Mission Commander Lovell visually aligned the spacecraft with the LM’s RCS thrusters, by sighting the Earth in his window of the LM. Once aligned, LM pilot Fred Haise conducted the burn, which was timed by CM pilot Jack Swigert.
Swigert timed the burn using his NASA-issued Omega Speedmaster Professional Chronograph, a very accurate manual wristwatch.
The Mid Course Correction ignition commenced at T+137:39:51.5 and the engine was cutoff at T+137:40:13.0 (12:52:51–12:53.13 UTC), for a duration of 21.5 seconds.

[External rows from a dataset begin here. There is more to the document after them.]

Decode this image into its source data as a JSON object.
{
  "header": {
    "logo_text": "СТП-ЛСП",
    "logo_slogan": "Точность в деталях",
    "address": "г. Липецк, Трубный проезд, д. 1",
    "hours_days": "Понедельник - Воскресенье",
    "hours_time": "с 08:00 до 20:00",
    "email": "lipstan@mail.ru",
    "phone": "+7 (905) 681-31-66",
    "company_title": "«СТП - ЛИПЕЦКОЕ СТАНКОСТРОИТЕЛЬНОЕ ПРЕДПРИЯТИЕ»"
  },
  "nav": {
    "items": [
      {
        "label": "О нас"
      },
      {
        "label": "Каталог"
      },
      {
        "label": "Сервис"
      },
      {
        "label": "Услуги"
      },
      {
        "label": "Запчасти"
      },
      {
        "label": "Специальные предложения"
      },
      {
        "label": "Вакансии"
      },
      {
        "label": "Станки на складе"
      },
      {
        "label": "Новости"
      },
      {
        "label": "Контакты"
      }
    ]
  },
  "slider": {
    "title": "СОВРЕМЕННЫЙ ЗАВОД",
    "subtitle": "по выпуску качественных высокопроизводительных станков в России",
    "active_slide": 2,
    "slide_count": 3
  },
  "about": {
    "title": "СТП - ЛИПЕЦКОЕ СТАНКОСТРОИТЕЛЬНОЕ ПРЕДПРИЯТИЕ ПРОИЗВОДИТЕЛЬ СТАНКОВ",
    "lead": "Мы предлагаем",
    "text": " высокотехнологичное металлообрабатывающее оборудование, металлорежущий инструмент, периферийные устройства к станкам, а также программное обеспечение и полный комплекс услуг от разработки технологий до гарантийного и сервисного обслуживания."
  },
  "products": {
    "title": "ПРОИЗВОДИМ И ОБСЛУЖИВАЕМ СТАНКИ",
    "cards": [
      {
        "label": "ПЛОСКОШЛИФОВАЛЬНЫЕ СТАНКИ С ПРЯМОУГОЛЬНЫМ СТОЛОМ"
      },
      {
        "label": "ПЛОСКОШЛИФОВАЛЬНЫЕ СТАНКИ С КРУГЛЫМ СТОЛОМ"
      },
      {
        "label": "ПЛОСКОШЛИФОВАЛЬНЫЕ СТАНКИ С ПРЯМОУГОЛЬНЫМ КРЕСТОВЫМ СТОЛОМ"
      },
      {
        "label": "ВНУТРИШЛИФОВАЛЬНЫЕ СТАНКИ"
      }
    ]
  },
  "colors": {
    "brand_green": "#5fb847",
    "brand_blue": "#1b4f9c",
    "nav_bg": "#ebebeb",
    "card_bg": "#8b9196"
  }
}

MCC-7 was performed at EI-5 hours (137:39 GET). The same manual piloting technique used for MCC-5 was used for control during MCC-7. This was manual crew pitch and roll control with the TTCA and automatic yaw control by the AGS. MCC-7 was performed with LM RCS using the +X translation push button. It steepened the flight path angle at EI to -6.49 degrees. After MCC-7, the crew maneuvered the spacecraft to the SM separation attitude. The CM re-entry RCS system was activated and a firing test of the thrusters was successful. —“Apollo 13 Guidance, Navigation, and Control Challenges” by John L. Goodman, United Space Alliance. American Institute of Astronautics AIAA 2009-6455 at Page 23.
The Omega Speedmaster Professional Chronograph is a manual-winding analog wrist watch produced by Omega, a luxury brand of Société Suisse pour l’Industrie Horlogère, (SSIH) and now a part of the SWATCH Group. The case is made of stainless steel and has a diameter of 48 millimeters (1.89 inches). The Speedmaster Professional, which is also known as the “Moon Watch,” or “Speedy” to watch collectors, features a stop watch function and three sub dials for recording hours, minutes and seconds. The chronograph has a black dial with tritium-painted hands and hour marks. The bezel has a tachymeter for calculating speed based on time. When fully wound, the Speedmaster can run for up to 48 hours. The chronograph is water resistant to a depth of 50 meters (164 feet).
The Speedmaster’s crystal is not glass, but “hesalite,” a clear, scratch-resistant plastic. There had been concern that if a crystal broke during a space flight, glass fragments could be scattered throughout the weightless environment of the spacecraft, presenting a danger to the astronauts.
NASA provided Omega Speedmaster Professional Chronographs to Gemini and Apollo Program astronauts. Each watch was engraved with NASA’s two-digit serial number, and could be equipped with an adjustable length Velcro strap which allowed the watch to be worn on the outside of the space suit. NASA also assigned an equipment part number.
Jack Swigert’s watch, p/n SEB12100039-002, was NASA’s number 69. It is in the collection of the Smithsonian Institution National Air and Space Museum, as Catalog Number 1977-1181.000. In 2016, the watch was on display at the University of Colorado.